For years, in my books and on my radio show I've promoted the concept of "do-it-yourself conservatism" -- making the case that the best way to prevent the inexorable growth of government at every level is to take more individual initiative in solving pressing problems.
For example, instead of waiting for the president to succeed in reforming public schools, take control of your own children's education -- through home schooling or direct, forceful local involvement.
Instead of complaining about the miserable values promoted by mass media, place yourself and the rest of your family on a TV/movie diet, selecting and scheduling the material you consume with much greater consciousness of the messages it sends.
And most significant, rather than expecting Al Gore, the U.N. and the environmental regulators to deliver us from ecological threats, take the lead in greening your own neighborhood. Plant trees, clean up local parks and beautify your environment near at hand before you worry about the caribou at the Arctic National Wild Life Reserve.
One demonstration of a controversial but attention-getting approach on do-it-yourself conservatism involved the public letter I recently sent to the weekly newspaper in our suburban Seattle community.

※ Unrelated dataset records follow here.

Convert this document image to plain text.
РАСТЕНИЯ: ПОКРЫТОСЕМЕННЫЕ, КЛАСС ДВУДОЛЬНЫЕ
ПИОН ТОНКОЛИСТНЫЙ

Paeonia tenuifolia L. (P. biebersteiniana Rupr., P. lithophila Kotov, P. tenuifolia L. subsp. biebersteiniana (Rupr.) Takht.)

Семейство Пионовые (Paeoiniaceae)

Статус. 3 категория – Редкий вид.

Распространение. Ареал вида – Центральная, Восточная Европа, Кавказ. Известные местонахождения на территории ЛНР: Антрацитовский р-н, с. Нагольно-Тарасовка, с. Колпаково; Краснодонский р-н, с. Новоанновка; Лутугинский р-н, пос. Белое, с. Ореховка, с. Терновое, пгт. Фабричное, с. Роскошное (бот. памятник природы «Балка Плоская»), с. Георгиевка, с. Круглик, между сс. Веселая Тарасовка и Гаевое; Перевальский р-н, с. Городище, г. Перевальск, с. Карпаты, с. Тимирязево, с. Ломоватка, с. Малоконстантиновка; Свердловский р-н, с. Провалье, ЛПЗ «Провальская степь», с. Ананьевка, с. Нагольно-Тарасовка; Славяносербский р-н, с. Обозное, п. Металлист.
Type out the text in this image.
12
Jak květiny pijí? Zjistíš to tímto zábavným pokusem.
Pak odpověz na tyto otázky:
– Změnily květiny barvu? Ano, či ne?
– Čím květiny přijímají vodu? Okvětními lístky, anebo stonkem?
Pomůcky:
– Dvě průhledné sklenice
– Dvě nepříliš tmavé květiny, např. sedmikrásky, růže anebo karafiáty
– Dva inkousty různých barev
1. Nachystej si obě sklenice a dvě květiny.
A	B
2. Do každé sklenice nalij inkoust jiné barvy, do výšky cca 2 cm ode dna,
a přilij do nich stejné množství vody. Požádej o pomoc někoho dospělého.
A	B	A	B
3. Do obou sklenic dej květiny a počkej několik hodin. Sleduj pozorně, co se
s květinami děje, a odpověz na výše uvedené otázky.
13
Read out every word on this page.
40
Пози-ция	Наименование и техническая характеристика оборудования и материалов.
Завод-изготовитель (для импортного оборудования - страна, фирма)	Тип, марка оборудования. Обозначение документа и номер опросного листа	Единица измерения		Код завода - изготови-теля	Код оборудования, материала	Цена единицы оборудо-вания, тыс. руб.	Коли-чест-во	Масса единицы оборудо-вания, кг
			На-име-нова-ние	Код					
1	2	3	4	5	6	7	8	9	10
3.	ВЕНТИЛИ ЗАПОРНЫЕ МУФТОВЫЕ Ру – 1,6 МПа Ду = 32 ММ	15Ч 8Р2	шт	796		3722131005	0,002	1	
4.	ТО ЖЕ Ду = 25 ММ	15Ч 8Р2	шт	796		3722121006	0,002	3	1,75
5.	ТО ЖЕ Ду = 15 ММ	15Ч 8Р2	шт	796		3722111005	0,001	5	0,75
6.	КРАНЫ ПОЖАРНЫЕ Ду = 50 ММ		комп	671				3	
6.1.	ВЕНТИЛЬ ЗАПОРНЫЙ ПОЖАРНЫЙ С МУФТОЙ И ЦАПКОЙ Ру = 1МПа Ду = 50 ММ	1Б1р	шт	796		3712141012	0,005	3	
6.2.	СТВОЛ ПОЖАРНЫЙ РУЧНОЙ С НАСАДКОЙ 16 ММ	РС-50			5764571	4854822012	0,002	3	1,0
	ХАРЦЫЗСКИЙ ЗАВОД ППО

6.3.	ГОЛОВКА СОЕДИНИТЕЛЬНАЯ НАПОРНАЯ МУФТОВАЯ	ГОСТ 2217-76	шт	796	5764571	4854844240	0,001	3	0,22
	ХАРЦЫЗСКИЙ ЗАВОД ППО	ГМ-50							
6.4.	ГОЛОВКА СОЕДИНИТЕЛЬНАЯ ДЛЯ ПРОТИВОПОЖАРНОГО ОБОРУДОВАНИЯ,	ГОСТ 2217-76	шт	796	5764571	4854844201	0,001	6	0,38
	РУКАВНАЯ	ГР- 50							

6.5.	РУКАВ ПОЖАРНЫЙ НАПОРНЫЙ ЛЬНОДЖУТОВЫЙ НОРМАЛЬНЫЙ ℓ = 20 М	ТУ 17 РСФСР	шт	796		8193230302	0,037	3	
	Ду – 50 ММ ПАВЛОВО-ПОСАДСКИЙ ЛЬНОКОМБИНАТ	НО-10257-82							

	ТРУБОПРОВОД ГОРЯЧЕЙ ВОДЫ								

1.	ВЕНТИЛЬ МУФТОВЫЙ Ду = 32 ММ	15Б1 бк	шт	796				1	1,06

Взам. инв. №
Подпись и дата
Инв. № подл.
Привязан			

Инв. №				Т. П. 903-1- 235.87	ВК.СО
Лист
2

With a nasty little problem in my immediate vicinity, I'm hoping to use the power of public shaming -- rather than law enforcement -- to address the situation. In a sense, this approach is an experiment -- and I expect to share the results. Here's an excerpted version of the letter:
TO THE EDITOR:
It's not my concern if one of our neighbors indulges the daily habit of chewing tobacco. But it becomes my concern -- in fact, the concern of everyone in town -- when that neighbor thoughtlessly tosses the results of his habit along the main thoroughfare, polluting our parks and streets in a particularly disgusting manner.